Reputation: 111
Hey this may have been asked elsewhere somewhere but i couldnt seen to find it.
Essentially im just trying to remove the a tags from a string using regex in javascript.
So i have this:
<a href="www.google.com">This is google</a>
and i want the output to just be "this is google". How would this be done in javascript using regex? Thanks in advance!!
SOLUTION:
Ok so the solution i was provided from my boss goes as follows
The best way to do that is in two parts. One is to remove all closing tags. Then you’re going to want to focus on removing the opening tag. Should be as straightforward as:
/<a\s+.*?>(.*)<\/a>/
With the .*? being the non-greedy version of match /anything/
Upvotes: 1
Views: 1761
Reputation: 3535
Try this with lookahead.Get the first capturing group.
(?=>).([^<]+)
Check Demo
Upvotes: 0
Reputation: 73221
This shouldn't be done with regex at all, but like this for example:
var a = document.querySelectorAll('a');
var texts = [].slice.call(a).map(function(val){
return val.innerHTML;
});
console.log(texts);
<a href="www.google.com">this is google</a>
If you only have the a string with multiple <a href...>
, you can create an element first
var a_string = '<a href="www.google.com">this is google</a><a href="www.yahoo.com">this is yahoo</a>',
el = document.createElement('p');
el.innerHTML = a_string;
var a = el.querySelectorAll('a');
var texts = [].slice.call(a).map(function(val){
return val.innerHTML;
});
console.log(texts);
Upvotes: 2
Reputation: 11318
One more way, with using of capturing groups. So, you basically match all, but grab just one result:
var re = /<a href=.+>(.+)<\/a>/;
var str = '<a href="http://www.somesite.com">this is google</a>';
var m;
if ((m = re.exec(str)) !== null) {
if (m.index === re.lastIndex) {
re.lastIndex++;
}
}
console.log(m[1]);
https://regex101.com/r/rL0bT6/1 Note: code created by regex101.
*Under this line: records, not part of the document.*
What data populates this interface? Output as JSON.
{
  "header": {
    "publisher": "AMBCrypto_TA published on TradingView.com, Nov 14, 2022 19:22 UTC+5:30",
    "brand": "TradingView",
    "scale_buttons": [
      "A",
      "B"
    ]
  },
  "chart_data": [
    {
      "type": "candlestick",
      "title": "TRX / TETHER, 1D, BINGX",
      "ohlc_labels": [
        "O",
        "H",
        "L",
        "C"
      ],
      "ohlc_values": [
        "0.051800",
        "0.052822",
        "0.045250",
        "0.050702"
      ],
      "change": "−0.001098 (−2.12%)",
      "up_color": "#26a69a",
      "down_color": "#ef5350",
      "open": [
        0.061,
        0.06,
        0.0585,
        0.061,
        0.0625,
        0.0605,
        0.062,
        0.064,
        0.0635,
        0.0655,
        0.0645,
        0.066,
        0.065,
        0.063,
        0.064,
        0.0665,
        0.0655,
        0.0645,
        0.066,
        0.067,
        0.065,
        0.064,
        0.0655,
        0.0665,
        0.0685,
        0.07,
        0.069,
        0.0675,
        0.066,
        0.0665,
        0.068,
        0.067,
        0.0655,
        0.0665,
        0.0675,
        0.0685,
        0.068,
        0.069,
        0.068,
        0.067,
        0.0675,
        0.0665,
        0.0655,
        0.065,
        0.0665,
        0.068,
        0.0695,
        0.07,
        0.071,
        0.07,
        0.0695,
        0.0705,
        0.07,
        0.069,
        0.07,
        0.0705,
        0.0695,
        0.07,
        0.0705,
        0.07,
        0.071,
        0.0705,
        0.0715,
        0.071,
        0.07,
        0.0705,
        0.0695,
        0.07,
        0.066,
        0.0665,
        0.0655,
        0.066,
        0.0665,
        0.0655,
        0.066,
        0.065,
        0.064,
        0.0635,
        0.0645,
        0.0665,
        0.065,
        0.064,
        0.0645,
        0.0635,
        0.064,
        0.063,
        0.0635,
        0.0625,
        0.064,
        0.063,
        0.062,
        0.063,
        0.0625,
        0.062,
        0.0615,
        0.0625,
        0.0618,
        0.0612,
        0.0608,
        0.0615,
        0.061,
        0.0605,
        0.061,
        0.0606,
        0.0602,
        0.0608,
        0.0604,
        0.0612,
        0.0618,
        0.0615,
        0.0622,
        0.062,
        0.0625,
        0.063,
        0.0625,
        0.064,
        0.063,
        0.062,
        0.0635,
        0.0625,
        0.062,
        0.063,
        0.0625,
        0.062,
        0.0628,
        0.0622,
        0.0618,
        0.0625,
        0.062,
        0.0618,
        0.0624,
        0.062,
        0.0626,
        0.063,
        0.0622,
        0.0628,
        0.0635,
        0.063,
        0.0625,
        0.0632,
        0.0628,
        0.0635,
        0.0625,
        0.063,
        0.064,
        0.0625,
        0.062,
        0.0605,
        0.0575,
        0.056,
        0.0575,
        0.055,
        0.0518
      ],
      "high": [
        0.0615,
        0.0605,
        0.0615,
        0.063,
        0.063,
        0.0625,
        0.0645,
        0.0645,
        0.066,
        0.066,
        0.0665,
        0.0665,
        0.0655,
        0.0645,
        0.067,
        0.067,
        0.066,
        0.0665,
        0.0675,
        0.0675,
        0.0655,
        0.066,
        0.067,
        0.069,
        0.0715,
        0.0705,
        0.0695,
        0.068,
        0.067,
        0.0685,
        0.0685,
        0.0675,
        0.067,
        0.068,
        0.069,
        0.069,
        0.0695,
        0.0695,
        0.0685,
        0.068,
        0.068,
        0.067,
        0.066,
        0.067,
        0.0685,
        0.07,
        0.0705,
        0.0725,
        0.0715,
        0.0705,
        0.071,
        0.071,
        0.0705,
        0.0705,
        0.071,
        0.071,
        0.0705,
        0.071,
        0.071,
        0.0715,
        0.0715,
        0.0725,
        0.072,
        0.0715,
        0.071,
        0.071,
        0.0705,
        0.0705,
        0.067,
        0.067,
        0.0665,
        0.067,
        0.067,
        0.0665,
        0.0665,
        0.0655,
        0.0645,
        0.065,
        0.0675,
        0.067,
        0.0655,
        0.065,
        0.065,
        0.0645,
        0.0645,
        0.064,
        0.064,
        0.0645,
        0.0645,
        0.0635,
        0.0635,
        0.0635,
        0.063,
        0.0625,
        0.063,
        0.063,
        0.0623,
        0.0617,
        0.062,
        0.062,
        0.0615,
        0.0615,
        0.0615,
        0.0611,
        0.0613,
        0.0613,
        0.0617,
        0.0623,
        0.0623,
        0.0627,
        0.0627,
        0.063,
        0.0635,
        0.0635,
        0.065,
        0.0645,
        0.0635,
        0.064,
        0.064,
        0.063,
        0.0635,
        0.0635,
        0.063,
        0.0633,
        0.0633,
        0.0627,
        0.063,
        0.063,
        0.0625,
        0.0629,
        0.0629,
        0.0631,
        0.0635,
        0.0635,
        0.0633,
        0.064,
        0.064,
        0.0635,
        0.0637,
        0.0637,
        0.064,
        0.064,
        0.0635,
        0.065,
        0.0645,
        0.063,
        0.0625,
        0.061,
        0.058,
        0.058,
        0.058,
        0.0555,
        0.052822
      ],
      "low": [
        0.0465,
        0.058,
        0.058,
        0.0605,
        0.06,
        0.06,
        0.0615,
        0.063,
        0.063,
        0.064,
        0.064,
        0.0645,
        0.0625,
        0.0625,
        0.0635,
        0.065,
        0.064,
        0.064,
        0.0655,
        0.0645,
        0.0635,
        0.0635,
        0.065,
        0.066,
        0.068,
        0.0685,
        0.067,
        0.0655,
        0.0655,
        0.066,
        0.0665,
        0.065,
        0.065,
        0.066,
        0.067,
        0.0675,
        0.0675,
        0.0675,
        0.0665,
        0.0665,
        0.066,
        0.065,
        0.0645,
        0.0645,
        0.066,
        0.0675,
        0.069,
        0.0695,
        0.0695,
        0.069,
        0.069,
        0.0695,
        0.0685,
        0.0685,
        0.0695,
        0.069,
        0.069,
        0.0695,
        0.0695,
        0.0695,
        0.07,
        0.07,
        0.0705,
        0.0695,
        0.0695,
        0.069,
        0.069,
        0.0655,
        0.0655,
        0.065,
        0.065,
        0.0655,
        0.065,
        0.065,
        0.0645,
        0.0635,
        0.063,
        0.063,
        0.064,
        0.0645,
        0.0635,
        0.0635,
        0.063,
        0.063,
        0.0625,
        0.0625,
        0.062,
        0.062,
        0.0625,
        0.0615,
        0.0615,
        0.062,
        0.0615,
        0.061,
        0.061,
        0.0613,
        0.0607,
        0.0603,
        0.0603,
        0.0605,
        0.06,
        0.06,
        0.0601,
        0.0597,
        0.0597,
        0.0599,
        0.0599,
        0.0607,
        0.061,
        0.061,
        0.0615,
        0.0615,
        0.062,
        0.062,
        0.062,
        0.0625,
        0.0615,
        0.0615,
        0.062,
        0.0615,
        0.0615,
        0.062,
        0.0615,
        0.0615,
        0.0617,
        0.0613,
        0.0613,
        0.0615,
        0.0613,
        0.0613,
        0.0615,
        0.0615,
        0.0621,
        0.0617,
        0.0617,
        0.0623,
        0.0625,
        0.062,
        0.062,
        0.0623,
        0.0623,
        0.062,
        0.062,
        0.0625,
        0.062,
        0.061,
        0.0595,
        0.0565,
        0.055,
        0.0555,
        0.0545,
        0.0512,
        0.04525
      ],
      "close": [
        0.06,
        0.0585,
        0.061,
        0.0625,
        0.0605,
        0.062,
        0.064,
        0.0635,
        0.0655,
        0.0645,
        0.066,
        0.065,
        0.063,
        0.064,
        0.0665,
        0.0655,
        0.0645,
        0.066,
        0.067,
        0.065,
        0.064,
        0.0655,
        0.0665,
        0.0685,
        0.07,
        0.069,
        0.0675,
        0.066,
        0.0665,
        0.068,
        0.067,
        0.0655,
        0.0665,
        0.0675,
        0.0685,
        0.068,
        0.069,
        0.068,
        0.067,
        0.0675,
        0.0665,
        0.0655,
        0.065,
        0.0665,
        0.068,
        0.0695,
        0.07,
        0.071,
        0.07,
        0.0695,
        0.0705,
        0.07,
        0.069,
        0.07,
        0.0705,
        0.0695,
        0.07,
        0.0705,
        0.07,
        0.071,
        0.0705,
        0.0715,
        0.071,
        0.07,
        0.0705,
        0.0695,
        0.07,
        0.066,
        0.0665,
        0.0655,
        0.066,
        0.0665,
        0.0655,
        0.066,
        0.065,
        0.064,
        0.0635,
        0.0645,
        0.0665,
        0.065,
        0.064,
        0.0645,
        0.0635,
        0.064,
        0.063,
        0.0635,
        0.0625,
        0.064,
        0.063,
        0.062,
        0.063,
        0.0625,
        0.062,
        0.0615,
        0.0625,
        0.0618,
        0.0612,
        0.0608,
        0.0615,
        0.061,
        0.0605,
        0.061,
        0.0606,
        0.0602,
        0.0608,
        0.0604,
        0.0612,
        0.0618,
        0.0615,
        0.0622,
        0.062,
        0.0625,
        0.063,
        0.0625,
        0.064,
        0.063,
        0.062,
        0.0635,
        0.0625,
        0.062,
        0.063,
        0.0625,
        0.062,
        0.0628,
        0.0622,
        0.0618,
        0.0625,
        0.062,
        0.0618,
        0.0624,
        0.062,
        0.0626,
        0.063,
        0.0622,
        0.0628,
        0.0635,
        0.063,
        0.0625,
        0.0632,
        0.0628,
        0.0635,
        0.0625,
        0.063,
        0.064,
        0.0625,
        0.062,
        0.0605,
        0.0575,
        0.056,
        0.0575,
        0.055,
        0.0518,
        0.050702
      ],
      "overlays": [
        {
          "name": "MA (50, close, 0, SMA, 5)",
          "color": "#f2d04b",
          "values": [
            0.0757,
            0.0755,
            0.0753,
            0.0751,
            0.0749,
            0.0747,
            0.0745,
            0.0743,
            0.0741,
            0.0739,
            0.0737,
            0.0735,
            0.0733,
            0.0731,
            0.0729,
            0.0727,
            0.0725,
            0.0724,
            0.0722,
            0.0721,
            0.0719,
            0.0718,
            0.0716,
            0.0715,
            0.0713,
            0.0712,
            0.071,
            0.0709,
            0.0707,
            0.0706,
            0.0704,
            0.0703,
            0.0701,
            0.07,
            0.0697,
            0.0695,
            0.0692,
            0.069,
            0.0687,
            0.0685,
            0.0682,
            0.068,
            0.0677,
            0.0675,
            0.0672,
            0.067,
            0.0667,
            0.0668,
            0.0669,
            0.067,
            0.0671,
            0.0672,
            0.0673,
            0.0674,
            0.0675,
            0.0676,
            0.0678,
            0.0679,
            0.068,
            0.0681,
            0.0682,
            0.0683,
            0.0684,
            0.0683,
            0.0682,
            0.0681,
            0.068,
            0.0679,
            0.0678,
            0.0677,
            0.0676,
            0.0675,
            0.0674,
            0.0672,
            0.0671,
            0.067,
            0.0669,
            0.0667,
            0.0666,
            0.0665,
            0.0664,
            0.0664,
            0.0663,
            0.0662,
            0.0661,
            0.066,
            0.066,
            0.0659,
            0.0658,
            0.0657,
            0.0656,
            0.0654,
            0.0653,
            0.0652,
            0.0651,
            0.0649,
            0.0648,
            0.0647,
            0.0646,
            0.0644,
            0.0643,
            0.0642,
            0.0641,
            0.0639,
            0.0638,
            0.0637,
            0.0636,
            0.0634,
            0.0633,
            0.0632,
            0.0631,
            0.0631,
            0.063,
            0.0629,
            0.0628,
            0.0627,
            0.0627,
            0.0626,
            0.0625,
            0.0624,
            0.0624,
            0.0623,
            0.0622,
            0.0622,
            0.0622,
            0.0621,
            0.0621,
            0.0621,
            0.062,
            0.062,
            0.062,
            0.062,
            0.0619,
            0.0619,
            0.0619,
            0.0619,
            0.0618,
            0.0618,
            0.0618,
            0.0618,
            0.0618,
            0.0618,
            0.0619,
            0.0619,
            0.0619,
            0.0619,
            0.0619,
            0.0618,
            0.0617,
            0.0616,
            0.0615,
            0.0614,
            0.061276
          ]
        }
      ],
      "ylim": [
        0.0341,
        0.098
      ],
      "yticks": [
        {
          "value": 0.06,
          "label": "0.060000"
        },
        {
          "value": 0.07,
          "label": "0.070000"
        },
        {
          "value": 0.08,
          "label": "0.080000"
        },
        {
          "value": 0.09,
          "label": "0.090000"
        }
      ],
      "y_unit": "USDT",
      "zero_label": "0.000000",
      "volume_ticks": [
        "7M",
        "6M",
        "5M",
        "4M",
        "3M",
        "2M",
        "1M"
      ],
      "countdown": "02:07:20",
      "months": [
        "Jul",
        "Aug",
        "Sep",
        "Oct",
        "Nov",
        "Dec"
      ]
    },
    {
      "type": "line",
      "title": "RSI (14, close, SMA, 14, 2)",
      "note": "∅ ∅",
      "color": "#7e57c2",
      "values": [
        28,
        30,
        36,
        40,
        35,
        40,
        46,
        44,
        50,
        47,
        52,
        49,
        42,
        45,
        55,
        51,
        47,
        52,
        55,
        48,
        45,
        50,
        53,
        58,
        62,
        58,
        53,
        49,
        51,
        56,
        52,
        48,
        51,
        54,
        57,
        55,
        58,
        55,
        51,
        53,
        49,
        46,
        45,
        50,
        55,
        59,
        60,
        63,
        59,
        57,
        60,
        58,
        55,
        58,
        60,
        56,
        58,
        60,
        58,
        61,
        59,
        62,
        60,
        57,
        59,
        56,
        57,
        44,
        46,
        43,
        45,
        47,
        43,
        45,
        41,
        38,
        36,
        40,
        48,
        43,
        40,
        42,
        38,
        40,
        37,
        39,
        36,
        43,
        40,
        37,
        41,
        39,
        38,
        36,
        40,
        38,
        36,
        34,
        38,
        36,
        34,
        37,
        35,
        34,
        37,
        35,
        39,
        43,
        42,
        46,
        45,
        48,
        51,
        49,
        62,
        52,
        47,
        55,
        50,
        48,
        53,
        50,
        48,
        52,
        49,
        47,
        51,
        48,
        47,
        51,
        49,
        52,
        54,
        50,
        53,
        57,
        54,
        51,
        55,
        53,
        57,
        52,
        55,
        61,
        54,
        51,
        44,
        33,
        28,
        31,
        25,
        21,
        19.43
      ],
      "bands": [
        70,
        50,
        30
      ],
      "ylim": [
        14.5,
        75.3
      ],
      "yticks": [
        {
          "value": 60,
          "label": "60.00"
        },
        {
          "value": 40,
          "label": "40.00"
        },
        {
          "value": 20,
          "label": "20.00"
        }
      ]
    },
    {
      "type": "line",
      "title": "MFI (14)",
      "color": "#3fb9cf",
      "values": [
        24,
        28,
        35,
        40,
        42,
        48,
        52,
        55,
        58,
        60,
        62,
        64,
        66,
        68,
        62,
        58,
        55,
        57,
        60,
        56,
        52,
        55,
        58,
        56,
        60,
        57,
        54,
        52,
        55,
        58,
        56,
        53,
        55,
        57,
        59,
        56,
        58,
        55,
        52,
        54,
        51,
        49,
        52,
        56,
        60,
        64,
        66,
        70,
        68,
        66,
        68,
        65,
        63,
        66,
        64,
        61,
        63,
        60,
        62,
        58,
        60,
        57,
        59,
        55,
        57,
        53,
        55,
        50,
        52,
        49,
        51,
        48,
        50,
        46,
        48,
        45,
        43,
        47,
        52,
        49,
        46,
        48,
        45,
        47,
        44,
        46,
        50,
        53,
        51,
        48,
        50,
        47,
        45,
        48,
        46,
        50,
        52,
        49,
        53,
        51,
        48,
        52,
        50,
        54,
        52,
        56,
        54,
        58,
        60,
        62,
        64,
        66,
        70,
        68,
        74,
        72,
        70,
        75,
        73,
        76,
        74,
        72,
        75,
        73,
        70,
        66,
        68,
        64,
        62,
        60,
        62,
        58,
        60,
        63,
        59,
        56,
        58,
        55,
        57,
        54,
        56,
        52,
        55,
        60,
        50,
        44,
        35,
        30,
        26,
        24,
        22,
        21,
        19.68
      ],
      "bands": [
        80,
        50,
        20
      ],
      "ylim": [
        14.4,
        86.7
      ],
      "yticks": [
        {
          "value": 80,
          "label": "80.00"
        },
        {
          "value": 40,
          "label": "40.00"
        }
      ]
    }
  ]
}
Demo:http://jsfiddle.net/ry83mhwc/
Upvotes: -1
Reputation: 247
I don't know your case, but if you're using javascript you might be able to get the inside of the element with innerHTML
. So, element.innerHTML
might output This is google
.
The reasoning is that Regex really isn't meant to parse HTML.
If you really, really want a Regexp, here you go:
pattern = />(.*)</;
string = '<a href="www.google.com">This is google</a>';
matches = pattern.exec(string);
matches[1] => This is google
This uses a match group to get the stuff inside >
and <
. This won't work with every case, I guarantee it.
Upvotes: 0